How
to rebuild your credit after Bankruptcy?
It is a heartening
news that even bankrupt people are also provided with fresh credit for
acquiring homes.
However,
such credit comes with a high interest rate and with lesser quantum of
loan amount, the reason being that the bankrupt people are categorised
as high-risk borrowers. And the credit is also closely supervised and
monitored.
Though Bankruptcy
can relieve the person form all his obligations of loan repayment, a bankruptcy
status will sit on ones credit rating for at least 10 years and
you may have to take the subsequent credit cautiously and use it devotedly.
A person
who filed bankruptcy earlier will be able to get further loans at a higher
rate of interest because of the risk involved in lending to such person.

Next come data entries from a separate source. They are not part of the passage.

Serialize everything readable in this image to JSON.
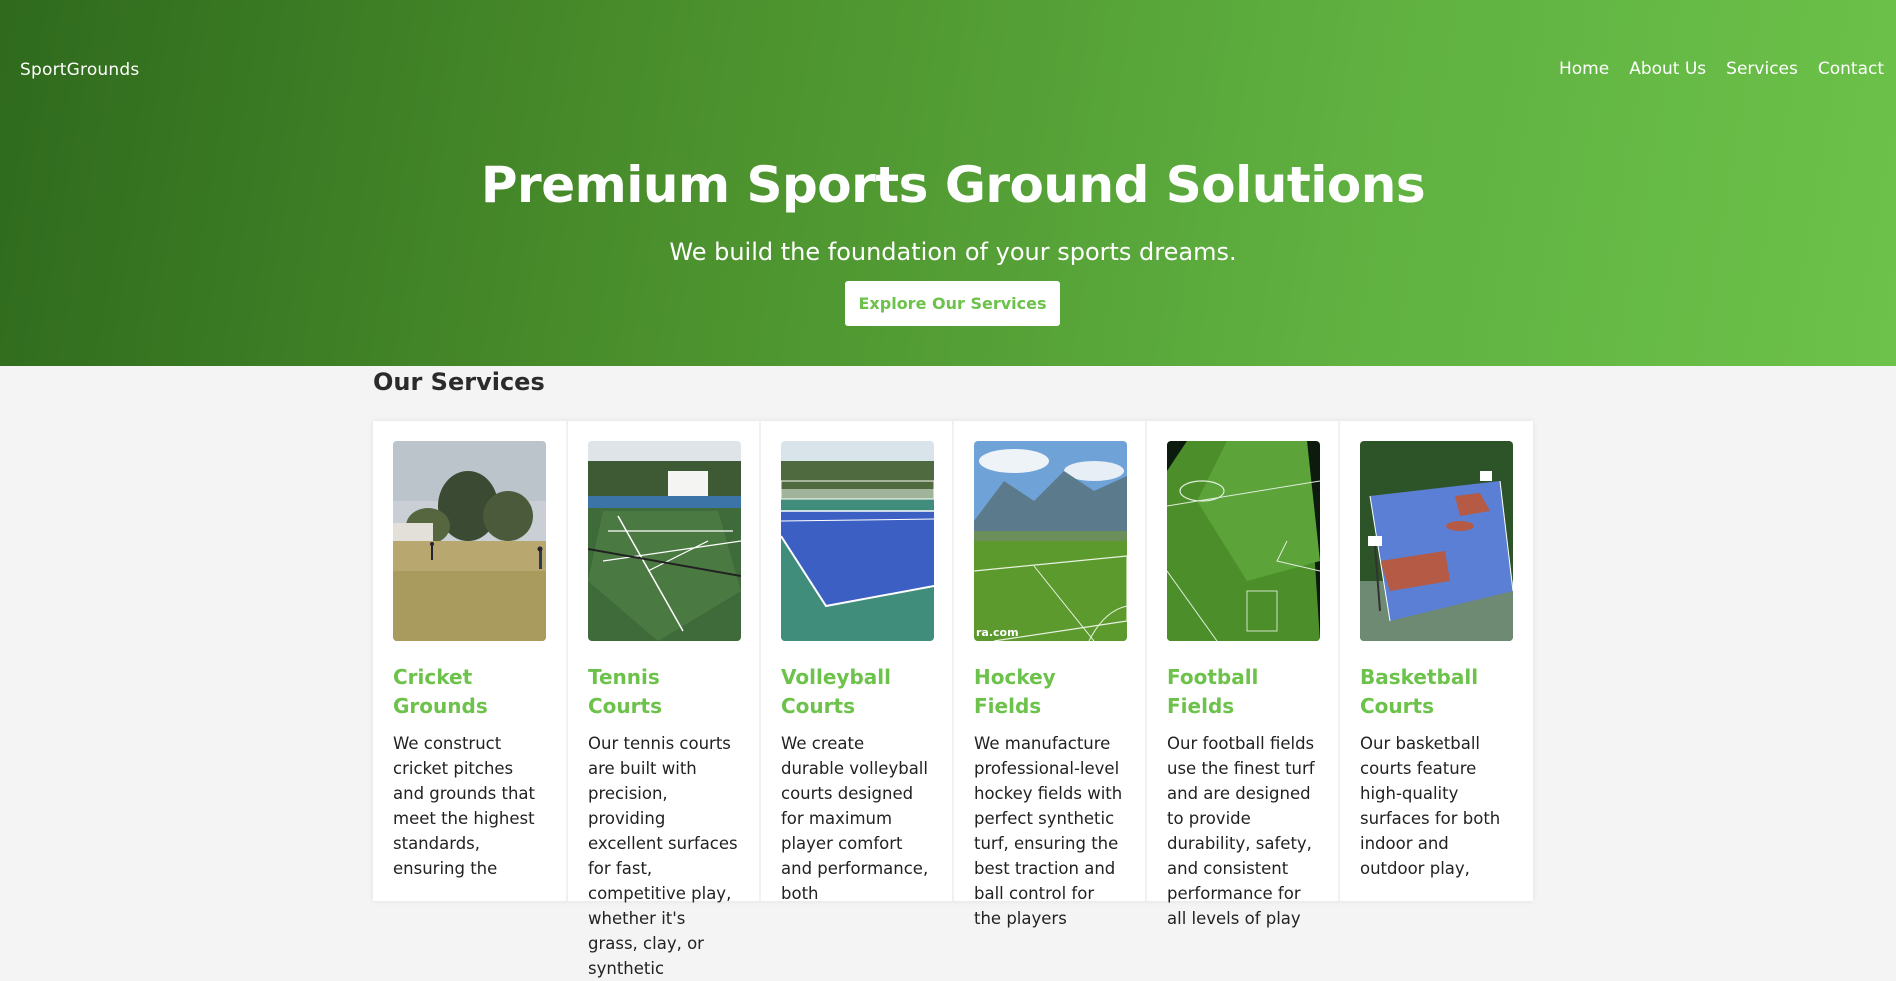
{
  "header": {
    "brand": "SportGrounds",
    "nav": [
      "Home",
      "About Us",
      "Services",
      "Contact"
    ]
  },
  "hero": {
    "title": "Premium Sports Ground Solutions",
    "subtitle": "We build the foundation of your sports dreams.",
    "cta_label": "Explore Our Services"
  },
  "services": {
    "heading": "Our Services",
    "cards": [
      {
        "title": "Cricket Grounds",
        "text": "We construct cricket pitches and grounds that meet the highest standards, ensuring the",
        "image": "cricket-ground-photo"
      },
      {
        "title": "Tennis Courts",
        "text": "Our tennis courts are built with precision, providing excellent surfaces for fast, competitive play, whether it's grass, clay, or synthetic",
        "image": "tennis-court-photo"
      },
      {
        "title": "Volleyball Courts",
        "text": "We create durable volleyball courts designed for maximum player comfort and performance, both",
        "image": "volleyball-court-photo"
      },
      {
        "title": "Hockey Fields",
        "text": "We manufacture professional-level hockey fields with perfect synthetic turf, ensuring the best traction and ball control for the players",
        "image": "hockey-field-photo",
        "watermark": "ra.com"
      },
      {
        "title": "Football Fields",
        "text": "Our football fields use the finest turf and are designed to provide durability, safety, and consistent performance for all levels of play",
        "image": "football-field-photo"
      },
      {
        "title": "Basketball Courts",
        "text": "Our basketball courts feature high-quality surfaces for both indoor and outdoor play,",
        "image": "basketball-court-photo"
      }
    ]
  },
  "colors": {
    "accent": "#6cc24a",
    "hero_dark": "#2f6a1d",
    "background": "#f4f4f4"
  }
}
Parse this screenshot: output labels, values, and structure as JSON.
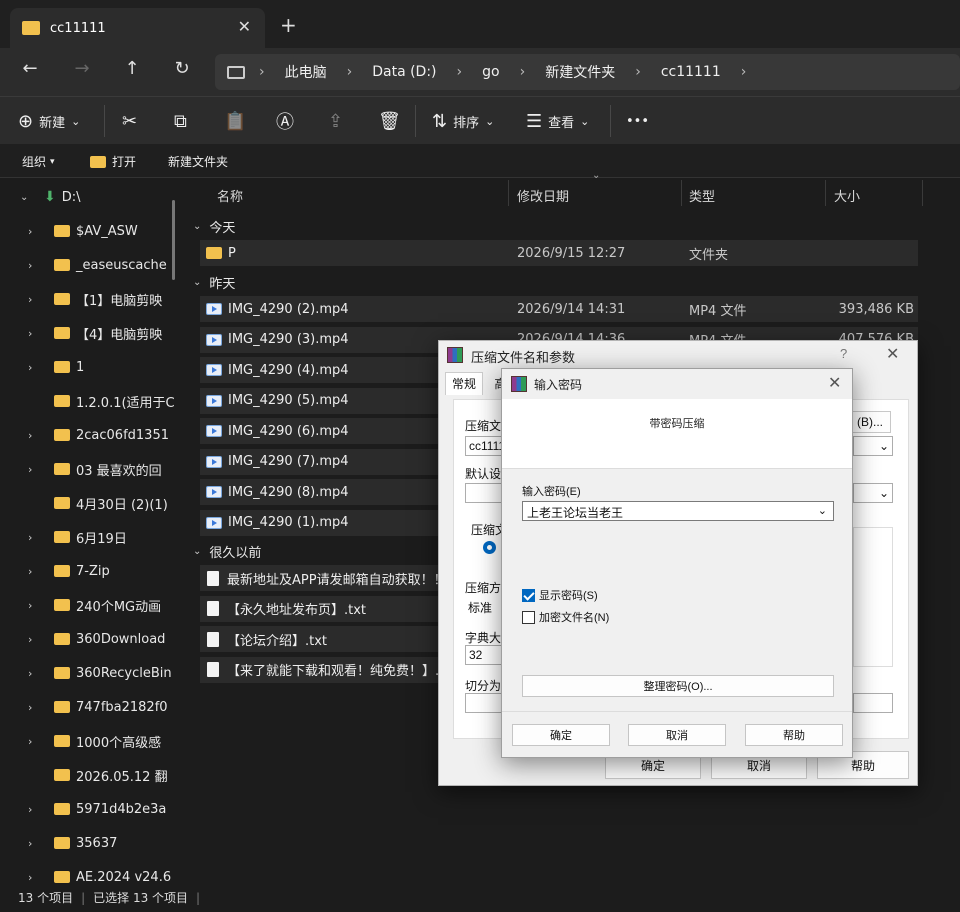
{
  "tab": {
    "title": "cc11111",
    "close": "✕",
    "new": "+"
  },
  "nav": {
    "back": "←",
    "forward": "→",
    "up": "↑",
    "refresh": "↻",
    "expand": "›"
  },
  "breadcrumbs": [
    "此电脑",
    "Data (D:)",
    "go",
    "新建文件夹",
    "cc11111"
  ],
  "breadcrumb_sep": "›",
  "commands": {
    "new": "新建",
    "sort": "排序",
    "view": "查看",
    "more": "•••",
    "cut_icon": "✂",
    "copy_icon": "⧉",
    "paste_icon": "📋",
    "rename_icon": "Ⓐ",
    "share_icon": "⇪",
    "delete_icon": "🗑",
    "new_icon": "⊕",
    "sort_icon": "⇅",
    "view_icon": "☰",
    "caret": "⌄"
  },
  "subbar": {
    "organize": "组织",
    "open": "打开",
    "new_folder": "新建文件夹",
    "caret": "▾"
  },
  "sidebar": {
    "drive": "D:\\",
    "items": [
      {
        "label": "$AV_ASW",
        "chev": "›"
      },
      {
        "label": "_easeuscache",
        "chev": "›"
      },
      {
        "label": "【1】电脑剪映",
        "chev": "›"
      },
      {
        "label": "【4】电脑剪映",
        "chev": "›"
      },
      {
        "label": "1",
        "chev": "›"
      },
      {
        "label": "1.2.0.1(适用于C",
        "chev": ""
      },
      {
        "label": "2cac06fd1351",
        "chev": "›"
      },
      {
        "label": "03 最喜欢的回",
        "chev": "›"
      },
      {
        "label": "4月30日 (2)(1)",
        "chev": ""
      },
      {
        "label": "6月19日",
        "chev": "›"
      },
      {
        "label": "7-Zip",
        "chev": "›"
      },
      {
        "label": "240个MG动画",
        "chev": "›"
      },
      {
        "label": "360Download",
        "chev": "›"
      },
      {
        "label": "360RecycleBin",
        "chev": "›"
      },
      {
        "label": "747fba2182f0",
        "chev": "›"
      },
      {
        "label": "1000个高级感",
        "chev": "›"
      },
      {
        "label": "2026.05.12 翻",
        "chev": ""
      },
      {
        "label": "5971d4b2e3a",
        "chev": "›"
      },
      {
        "label": "35637",
        "chev": "›"
      },
      {
        "label": "AE.2024 v24.6",
        "chev": "›"
      }
    ]
  },
  "columns": {
    "name": "名称",
    "date": "修改日期",
    "type": "类型",
    "size": "大小",
    "sort_caret": "⌄"
  },
  "groups": {
    "today": "今天",
    "yesterday": "昨天",
    "older": "很久以前",
    "chev": "⌄"
  },
  "files_today": [
    {
      "name": "P",
      "date": "2026/9/15 12:27",
      "type": "文件夹",
      "size": ""
    }
  ],
  "files_yesterday": [
    {
      "name": "IMG_4290 (2).mp4",
      "date": "2026/9/14 14:31",
      "type": "MP4 文件",
      "size": "393,486 KB"
    },
    {
      "name": "IMG_4290 (3).mp4",
      "date": "2026/9/14 14:36",
      "type": "MP4 文件",
      "size": "407,576 KB"
    },
    {
      "name": "IMG_4290 (4).mp4",
      "date": "",
      "type": "",
      "size": ""
    },
    {
      "name": "IMG_4290 (5).mp4",
      "date": "",
      "type": "",
      "size": ""
    },
    {
      "name": "IMG_4290 (6).mp4",
      "date": "",
      "type": "",
      "size": ""
    },
    {
      "name": "IMG_4290 (7).mp4",
      "date": "",
      "type": "",
      "size": ""
    },
    {
      "name": "IMG_4290 (8).mp4",
      "date": "",
      "type": "",
      "size": ""
    },
    {
      "name": "IMG_4290 (1).mp4",
      "date": "",
      "type": "",
      "size": ""
    }
  ],
  "files_older": [
    {
      "name": "最新地址及APP请发邮箱自动获取！！"
    },
    {
      "name": "【永久地址发布页】.txt"
    },
    {
      "name": "【论坛介绍】.txt"
    },
    {
      "name": "【来了就能下载和观看！纯免费！】.t"
    }
  ],
  "status": {
    "count": "13 个项目",
    "selected": "已选择 13 个项目"
  },
  "archive_dialog": {
    "title": "压缩文件名和参数",
    "help": "?",
    "close": "✕",
    "tab_general": "常规",
    "tab_second": "高",
    "archive_name_label": "压缩文件",
    "archive_name_value": "cc1111",
    "browse": "(B)...",
    "default_label": "默认设",
    "format_label": "压缩文",
    "method_label": "压缩方",
    "method_value": "标准",
    "dict_label": "字典大小",
    "dict_value": "32",
    "split_label": "切分为",
    "ok": "确定",
    "cancel": "取消",
    "help_btn": "帮助",
    "dropdown_caret": "⌄"
  },
  "password_dialog": {
    "title": "输入密码",
    "close": "✕",
    "header": "带密码压缩",
    "enter_label": "输入密码(E)",
    "password_value": "上老王论坛当老王",
    "dropdown_caret": "⌄",
    "show_password": "显示密码(S)",
    "encrypt_names": "加密文件名(N)",
    "organize": "整理密码(O)...",
    "ok": "确定",
    "cancel": "取消",
    "help": "帮助",
    "show_password_checked": true,
    "encrypt_names_checked": false
  }
}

The difference in rate of interest may even go up to 2 percent on the
higher side.
However,
if you choose to pay off your small time liabilities such as credit card
liability and small loans, you stand a better chance to improve your credit
rating with your lender to a significant level.
The first
and foremost point is that you should put forth all your efforts to establish
a good credit rating after bankruptcy and it is essential to give importance
to things such as:
Paying
your bills in time
Acquiring
secured or unsecured credit card
Restricting
your expenditure to well within your capabilities
Closely
monitor all your credit needs and achieve a better credit report
Lenders who lend further credit to a bankrupt person normally look for
three main things before venturing out. They are:
1. They look
for unblemished repayment record, at least for the past two years. By
ensuring such repayment, they come to a conclusion that you have got the
intention to repay with a regular income.
2. Lender
always looks for down payment to reduce their exposure to credit.
3. They expect
a steady income and the same should be sufficient to service the proposed
loan as well as other existing disclosed liabilities.
Getting a
home loan after filing bankruptcy is no longer a problem as there are
special loan packages and very flexible terms for those who have filed
bankruptcy in the past.
Bankruptcy
is not a limiting factor for a lender to lend money to a person who has
filed bankruptcy earlier, as the asset or the home is taken as collateral
security for obvious reasons.
To summarise,
work hard to make extra money in your spare time so as to have a better
cash flow, start doing some freelance work, if possible start a profitable
business.
Try to make
more money to meet the down payment requirement as this particular area
immediately boosts your credit rating and the chances of your getting
your loan approved will get increased dramatically.